Lá estaremos. Tem toda a razão, a gratidão é dos melhores sentimentos do mundo. Desde que seja genuína e não aquela versão forçada, estilo Pollyanna — “Estou grata por me doer o pé, porque pelo menos tenho pé!”

Mãe, é preciso cuidado para que a gratidão não se torne numa prisão onde as emoções negativas nos tornam ingratos!

Dito isto, sabe por que me tenho sentido agradecida ultimamente?

Por já não ter 20 anos.

Por já me conhecer o suficientemente bem para perceber que tenho de deixar o carro no mesmo sítio do parque de estacionamento, se o quero voltar a encontrar.

De aceitar que não gosto de saltos altos e que não preciso de os usar.

De já ter a certeza de que os meus erros vão ser esquecidos e que não são irremediáveis.

Que não faz mal ter dúvidas, nem perguntar.

Estou grata por saber que as bebedeiras não compensam as ressacas e que as boas amigas não precisam de dramas.

De saber que posso ser contraditória: envergonhada e adorar palco, assertiva, mas que foge aos conflitos.

Grata por não achar que todos estão certos menos eu (pelo menos na maior parte dos dias).
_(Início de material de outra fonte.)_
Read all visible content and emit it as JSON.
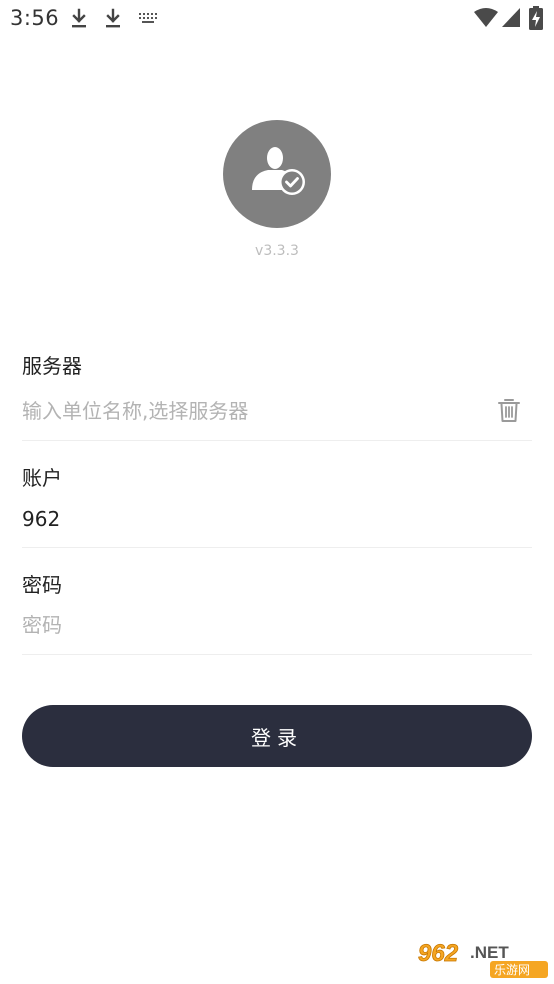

Agradecida por já saber que os ataques de pânico passam. Que a dor se transforma. Que as coisas que valem mesmo a pena não são difíceis, ainda que possam dar trabalho.

E por estas birras!

Happy Thanksgiving day, mummy!


No Birras de Mãe, uma avó/mãe (e também sogra) e uma mãe/filha, logo de quatro filhos, separadas pela quarentena, começaram a escrever-se diariamente, para falar dos medos, irritações, perplexidade, raivas, mal-entendidos, mas também da sensação de perfeita comunhão que — ocasionalmente! — as invade. Mas, passado o confinamento, perceberam que não queriam perder este canal de comunicação, na esperança de que quem as leia, mãe ou avó, sinta que é de si que falam. Facebook e Instagram.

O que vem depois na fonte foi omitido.